The following was posted at Supertopo:

http://www.supertopo.com/climbers-forum/1784864/RIP-Lorenzo-Enzolino-Castaldi

In my small circle of climbing friends Lorenzo stood out for his dedication to the sport, his commitment, his humility, his all round climbing skills, and his deep understanding of others pursuing this absurd activity known as alpinism.

While in Athens, Greece, as a postdoc researcher, one night Lorenzo agreed too easily to a call (without even knowing me enough) to complete a challenging, unfinished new route together on the mythical Mount Olympus. While leading the hardest pitch in poor rock (a good 5.10.d) he had to run it out a bit... Then, at some point, with one hand he managed to place half a piton in a shallow crack... Certainly, this would not sustain a fall, and he knew it. He also knew that more hard moves awaited above. So, with extreme care, he took a brief rest at this piton, repeatedly cursing himself for "ruining the free ascent". These were his words. At that point, while shooting a photo at him, I dropped the cover of his camera, which belonged to his sister (if my memory does not fool me). Then, not only he did not get upset with me, but as we watched the little thing flying down from our exposed position, he laughed out loud, and pointing at it with his eyes he told me: "it could be us, dude". Then he took a breath and said "give rope, off I go."

Lorenzo opposed placing even a single bolt at few belays that provided limited protection otherwise. He argued that we could well do without, and that hammering holes for bolts we were wasting valuable time. He was just right. Two pitches before finishing the route we had to rappel down so as to make sure that he will be at his office the next morning to wrestle with his wonderful nanotechnology problems. Still, this involved several rappels, hiking in the dark for 5-6 hours, and driving for another 5 hours straight to work. No one has ever repeated this feat of his after a hard day of climbing.

One of the following days we had an ice cream together next to his job to exchange pictures and schedule some more climbing. We discussed about our relationships and the difficulties of moving countries every too often, something that we both kept doing.

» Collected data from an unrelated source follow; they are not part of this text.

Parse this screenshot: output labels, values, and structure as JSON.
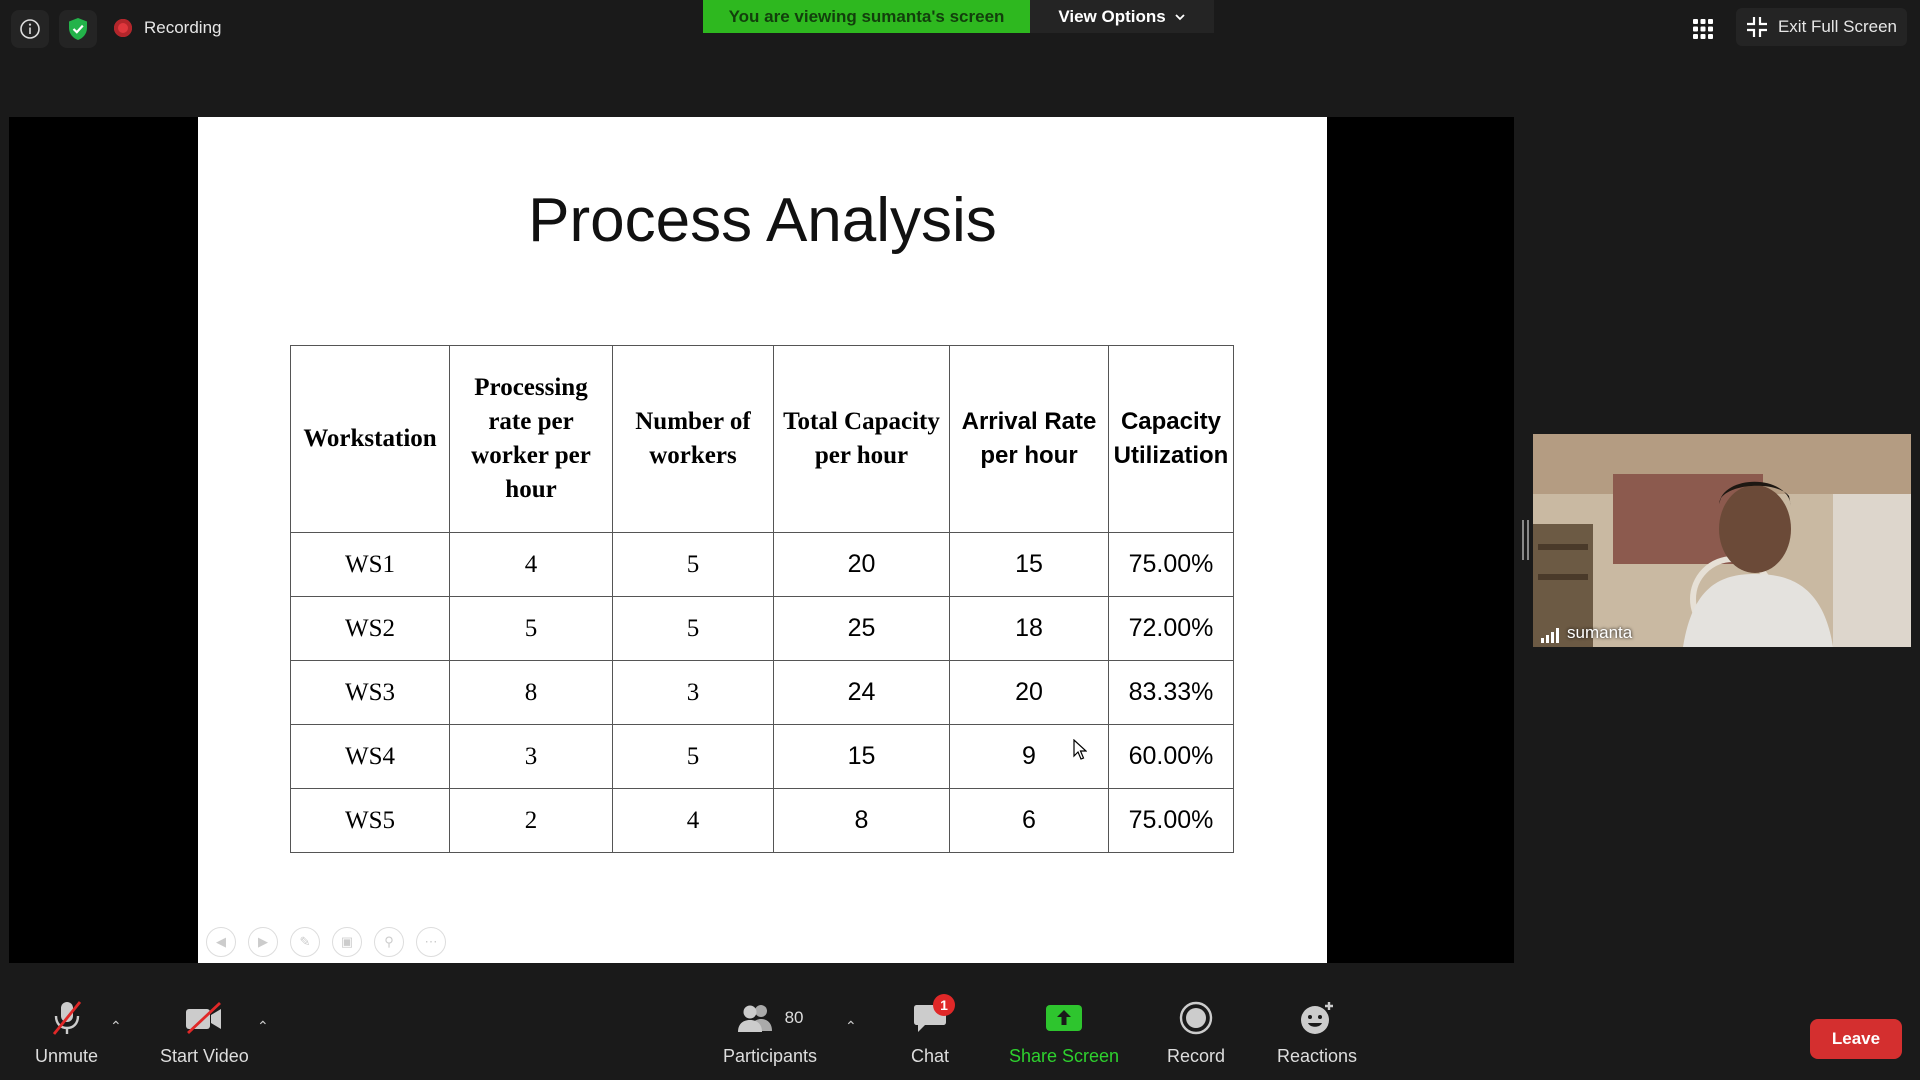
{
  "top": {
    "recording_label": "Recording",
    "banner_text": "You are viewing sumanta's screen",
    "view_options_label": "View Options",
    "exit_fullscreen_label": "Exit Full Screen"
  },
  "slide": {
    "title": "Process Analysis",
    "table": {
      "headers": [
        "Workstation",
        "Processing rate per worker per hour",
        "Number of workers",
        "Total Capacity per hour",
        "Arrival Rate per hour",
        "Capacity Utilization"
      ],
      "rows": [
        [
          "WS1",
          "4",
          "5",
          "20",
          "15",
          "75.00%"
        ],
        [
          "WS2",
          "5",
          "5",
          "25",
          "18",
          "72.00%"
        ],
        [
          "WS3",
          "8",
          "3",
          "24",
          "20",
          "83.33%"
        ],
        [
          "WS4",
          "3",
          "5",
          "15",
          "9",
          "60.00%"
        ],
        [
          "WS5",
          "2",
          "4",
          "8",
          "6",
          "75.00%"
        ]
      ]
    }
  },
  "video": {
    "participant_name": "sumanta"
  },
  "toolbar": {
    "unmute_label": "Unmute",
    "start_video_label": "Start Video",
    "participants_count": "80",
    "participants_label": "Participants",
    "chat_label": "Chat",
    "chat_badge": "1",
    "share_screen_label": "Share Screen",
    "record_label": "Record",
    "reactions_label": "Reactions",
    "leave_label": "Leave"
  },
  "colors": {
    "banner_green": "#2eb81f",
    "share_green": "#2ed12e",
    "leave_red": "#d42f2f",
    "badge_red": "#e02828"
  }
}
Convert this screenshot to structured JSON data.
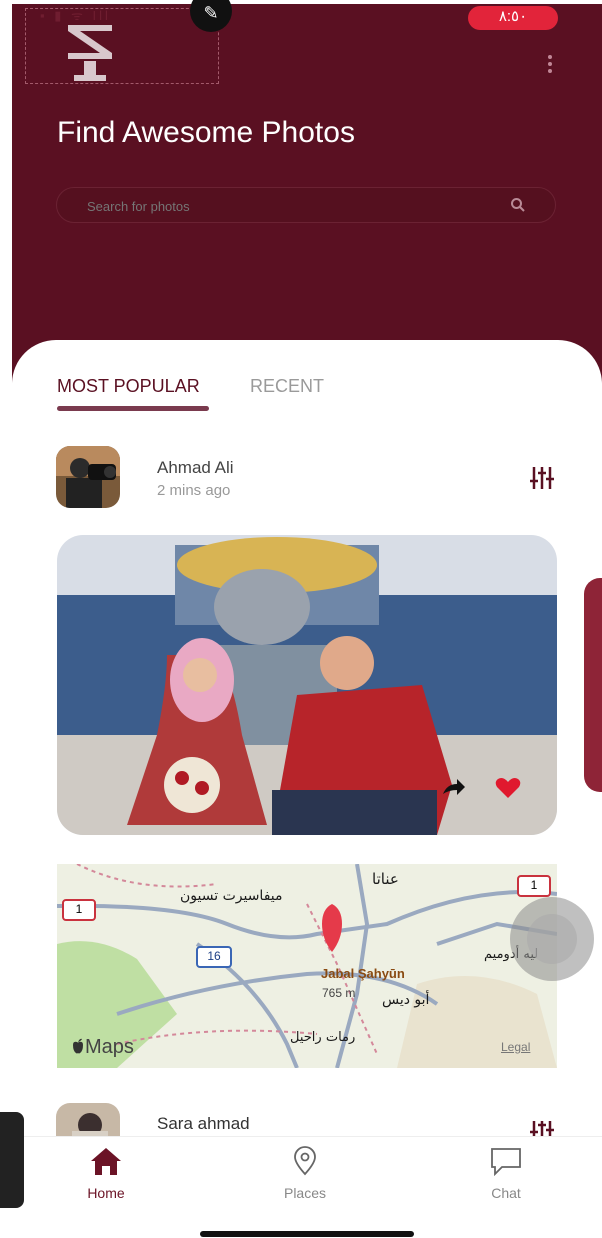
{
  "status_bar": {
    "time": "٨:٥٠",
    "icons": "▪ ▮ ᯤ Ill"
  },
  "header": {
    "title": "Find Awesome Photos",
    "search_placeholder": "Search for photos",
    "edit_icon": "✎"
  },
  "tabs": [
    {
      "label": "MOST POPULAR",
      "active": true
    },
    {
      "label": "RECENT",
      "active": false
    }
  ],
  "posts": [
    {
      "author": "Ahmad Ali",
      "time": "2 mins ago"
    },
    {
      "author": "Sara ahmad"
    }
  ],
  "map": {
    "place_name": "Jabal Şahyūn",
    "elevation": "765 m",
    "labels": [
      "عناتا",
      "ميفاسيرت تسيون",
      "ليه أدوميم",
      "أبو ديس",
      "رمات راحيل"
    ],
    "road_1": "1",
    "road_16": "16",
    "maps_label": "Maps",
    "legal_label": "Legal"
  },
  "bottom_nav": [
    {
      "label": "Home",
      "icon": "home-icon",
      "active": true
    },
    {
      "label": "Places",
      "icon": "map-pin-icon",
      "active": false
    },
    {
      "label": "Chat",
      "icon": "chat-bubble-icon",
      "active": false
    }
  ],
  "colors": {
    "primary": "#5a1022",
    "accent": "#e2243a",
    "heart": "#e0192e"
  }
}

As a consequence, I had lost track of him until very recently, when delighted to see his name again, I read (and commented on) his wonderful article in the Alpinist magazine, on the Cerro Torre debate.

I would like to express my sincere condolences to his wife and his family, and be close to them for anything that can be done to help growing his son. All your friends in Greece will miss you a lot, mate.
"Πολλὰ μὲν ἄλλα Νύμφαι κἠμὲ δίδαξαν ἀν᾽ ᾤρεα βουκολέοντα ἐσθλά." Π.Α.